67. Those who vainly subject themselves to the false apparition of the mind, are mostly men of unsound understandings, and bring fulminations on themselves from the full-moon of the pure soul.
68. Remain firm as thou art with thyself (soul), by casting afar thy fancied and fanciful mind from thee; and be freed from the thoughts of the world, by being settled in the thought of the Supreme Soul.
69. They who follow a nullity as the unreal mind, are like those fools who shoot at the inane air, and are cast into the shade.
70. He that has purged off his mind, is indeed a man of great understanding; he has gone across the error of the existence of the world, and become purified in his soul. We have considered long, and never found anything as the impure mind in the pure soul.
CHAPTER CXXII.
Ascertainment of the Self or Soul.
Argument. Description of the grounds of knowledge, vanity of fears and sorrows, and the natures of the intellect and soul.
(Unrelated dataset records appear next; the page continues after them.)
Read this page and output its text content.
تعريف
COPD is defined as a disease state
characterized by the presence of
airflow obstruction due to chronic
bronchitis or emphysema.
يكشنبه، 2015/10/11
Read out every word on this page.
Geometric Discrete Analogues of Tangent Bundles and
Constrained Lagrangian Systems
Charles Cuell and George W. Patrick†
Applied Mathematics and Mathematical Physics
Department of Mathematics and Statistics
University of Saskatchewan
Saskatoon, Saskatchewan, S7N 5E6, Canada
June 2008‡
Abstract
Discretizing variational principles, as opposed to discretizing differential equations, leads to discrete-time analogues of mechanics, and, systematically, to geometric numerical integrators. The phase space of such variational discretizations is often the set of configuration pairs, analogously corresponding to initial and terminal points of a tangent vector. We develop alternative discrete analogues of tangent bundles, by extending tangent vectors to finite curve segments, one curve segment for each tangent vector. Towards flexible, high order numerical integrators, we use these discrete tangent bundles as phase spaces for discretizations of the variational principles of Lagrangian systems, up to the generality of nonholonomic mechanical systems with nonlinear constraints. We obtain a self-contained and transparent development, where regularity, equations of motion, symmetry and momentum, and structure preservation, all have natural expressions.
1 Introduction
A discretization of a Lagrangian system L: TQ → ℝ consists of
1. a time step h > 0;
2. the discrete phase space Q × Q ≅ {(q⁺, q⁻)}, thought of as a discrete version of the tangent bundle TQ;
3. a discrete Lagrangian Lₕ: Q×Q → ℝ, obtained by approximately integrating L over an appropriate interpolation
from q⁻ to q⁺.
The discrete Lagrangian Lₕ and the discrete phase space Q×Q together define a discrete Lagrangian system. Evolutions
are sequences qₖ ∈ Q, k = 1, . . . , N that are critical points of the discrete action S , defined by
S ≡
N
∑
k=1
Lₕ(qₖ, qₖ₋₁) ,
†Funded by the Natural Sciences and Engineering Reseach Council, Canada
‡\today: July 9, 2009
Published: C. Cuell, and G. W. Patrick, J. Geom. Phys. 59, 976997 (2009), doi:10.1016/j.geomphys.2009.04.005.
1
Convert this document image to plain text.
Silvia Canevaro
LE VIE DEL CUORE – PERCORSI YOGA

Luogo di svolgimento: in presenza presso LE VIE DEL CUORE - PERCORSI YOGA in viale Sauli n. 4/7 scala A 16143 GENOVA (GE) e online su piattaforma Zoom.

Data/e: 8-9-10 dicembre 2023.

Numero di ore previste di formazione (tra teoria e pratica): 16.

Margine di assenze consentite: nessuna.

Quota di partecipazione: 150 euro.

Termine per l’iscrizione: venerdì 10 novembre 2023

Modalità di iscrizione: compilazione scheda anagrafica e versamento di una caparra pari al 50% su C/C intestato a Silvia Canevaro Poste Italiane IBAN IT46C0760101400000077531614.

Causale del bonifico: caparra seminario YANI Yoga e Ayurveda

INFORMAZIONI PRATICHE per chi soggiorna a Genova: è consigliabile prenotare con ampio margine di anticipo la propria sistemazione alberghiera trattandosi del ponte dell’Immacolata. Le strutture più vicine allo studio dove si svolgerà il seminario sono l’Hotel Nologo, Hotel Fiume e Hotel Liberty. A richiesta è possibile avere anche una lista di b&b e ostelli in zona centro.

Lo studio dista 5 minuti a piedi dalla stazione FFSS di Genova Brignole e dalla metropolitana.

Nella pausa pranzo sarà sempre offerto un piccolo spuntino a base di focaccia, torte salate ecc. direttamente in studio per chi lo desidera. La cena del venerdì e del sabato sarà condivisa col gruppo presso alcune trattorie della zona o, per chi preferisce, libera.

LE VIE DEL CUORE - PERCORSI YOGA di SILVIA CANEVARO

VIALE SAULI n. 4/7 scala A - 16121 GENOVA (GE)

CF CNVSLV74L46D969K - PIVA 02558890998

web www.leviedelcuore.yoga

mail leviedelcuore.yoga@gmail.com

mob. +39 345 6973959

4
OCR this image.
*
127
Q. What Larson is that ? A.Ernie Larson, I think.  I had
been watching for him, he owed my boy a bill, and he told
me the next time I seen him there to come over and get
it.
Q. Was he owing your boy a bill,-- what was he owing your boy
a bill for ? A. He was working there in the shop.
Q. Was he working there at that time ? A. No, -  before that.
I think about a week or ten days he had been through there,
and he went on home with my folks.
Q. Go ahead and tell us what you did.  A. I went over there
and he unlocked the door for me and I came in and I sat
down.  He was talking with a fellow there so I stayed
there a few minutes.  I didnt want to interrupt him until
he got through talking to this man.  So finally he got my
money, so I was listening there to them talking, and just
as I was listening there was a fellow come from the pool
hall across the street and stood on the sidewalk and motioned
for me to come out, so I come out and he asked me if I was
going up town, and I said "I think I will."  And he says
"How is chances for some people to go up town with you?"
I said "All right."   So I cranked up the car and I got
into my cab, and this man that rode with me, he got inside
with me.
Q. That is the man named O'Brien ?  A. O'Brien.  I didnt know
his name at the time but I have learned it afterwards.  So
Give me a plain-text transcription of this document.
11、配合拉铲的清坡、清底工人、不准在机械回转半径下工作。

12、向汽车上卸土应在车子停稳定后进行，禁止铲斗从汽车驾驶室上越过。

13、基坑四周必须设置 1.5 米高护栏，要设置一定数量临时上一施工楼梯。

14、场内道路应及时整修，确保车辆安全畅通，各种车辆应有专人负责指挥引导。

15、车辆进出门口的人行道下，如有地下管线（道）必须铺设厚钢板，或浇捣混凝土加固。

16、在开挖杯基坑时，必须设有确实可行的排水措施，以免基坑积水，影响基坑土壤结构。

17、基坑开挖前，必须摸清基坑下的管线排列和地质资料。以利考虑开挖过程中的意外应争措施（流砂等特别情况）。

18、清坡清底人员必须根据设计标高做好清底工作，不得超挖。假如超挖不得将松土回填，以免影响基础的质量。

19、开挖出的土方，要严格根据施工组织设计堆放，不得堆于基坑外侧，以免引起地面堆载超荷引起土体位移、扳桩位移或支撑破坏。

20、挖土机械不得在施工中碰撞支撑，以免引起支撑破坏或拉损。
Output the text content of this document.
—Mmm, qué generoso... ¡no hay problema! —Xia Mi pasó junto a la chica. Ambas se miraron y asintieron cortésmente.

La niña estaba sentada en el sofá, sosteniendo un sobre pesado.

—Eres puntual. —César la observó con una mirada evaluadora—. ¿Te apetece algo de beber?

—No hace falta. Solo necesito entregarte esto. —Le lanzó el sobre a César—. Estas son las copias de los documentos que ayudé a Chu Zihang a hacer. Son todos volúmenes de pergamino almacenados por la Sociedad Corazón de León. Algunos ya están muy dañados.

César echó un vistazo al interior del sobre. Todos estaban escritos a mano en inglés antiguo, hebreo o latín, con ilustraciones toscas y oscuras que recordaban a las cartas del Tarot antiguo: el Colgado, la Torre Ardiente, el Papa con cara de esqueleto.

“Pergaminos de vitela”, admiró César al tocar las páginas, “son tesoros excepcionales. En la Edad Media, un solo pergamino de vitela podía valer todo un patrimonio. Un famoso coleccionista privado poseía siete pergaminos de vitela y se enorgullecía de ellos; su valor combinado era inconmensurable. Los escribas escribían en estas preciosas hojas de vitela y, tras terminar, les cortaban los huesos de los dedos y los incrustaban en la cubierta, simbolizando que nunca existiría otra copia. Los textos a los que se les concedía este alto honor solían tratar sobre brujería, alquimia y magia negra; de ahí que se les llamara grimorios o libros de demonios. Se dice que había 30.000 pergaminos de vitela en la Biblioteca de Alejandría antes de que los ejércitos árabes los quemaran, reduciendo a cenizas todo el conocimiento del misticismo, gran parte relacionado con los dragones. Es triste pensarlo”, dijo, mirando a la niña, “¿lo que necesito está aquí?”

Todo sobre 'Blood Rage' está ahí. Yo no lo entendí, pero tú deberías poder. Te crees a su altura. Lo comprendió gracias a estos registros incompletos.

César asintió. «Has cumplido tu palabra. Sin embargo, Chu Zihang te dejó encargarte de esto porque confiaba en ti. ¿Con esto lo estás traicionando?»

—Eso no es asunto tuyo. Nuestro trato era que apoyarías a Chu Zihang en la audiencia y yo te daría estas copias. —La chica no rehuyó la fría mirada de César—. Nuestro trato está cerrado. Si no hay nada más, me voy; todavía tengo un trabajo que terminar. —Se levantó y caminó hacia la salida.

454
Vasishtha said (Prose). After the birth of a man and a slight development of his understanding, he should associate the company of good and wise men.
2. There is no other way except by the light of Sástras and association with the good and wise, to ford over the river of ignorance, which runs in its incessant course flowing in a thousand streams.
3. It is by means of reasoning that man is enabled to discern what is good for him, and what he must avoid to do.
4. He then arrives to that ground of reason which is known as good will, or a desire to do what is good and keep from what is bad and evil.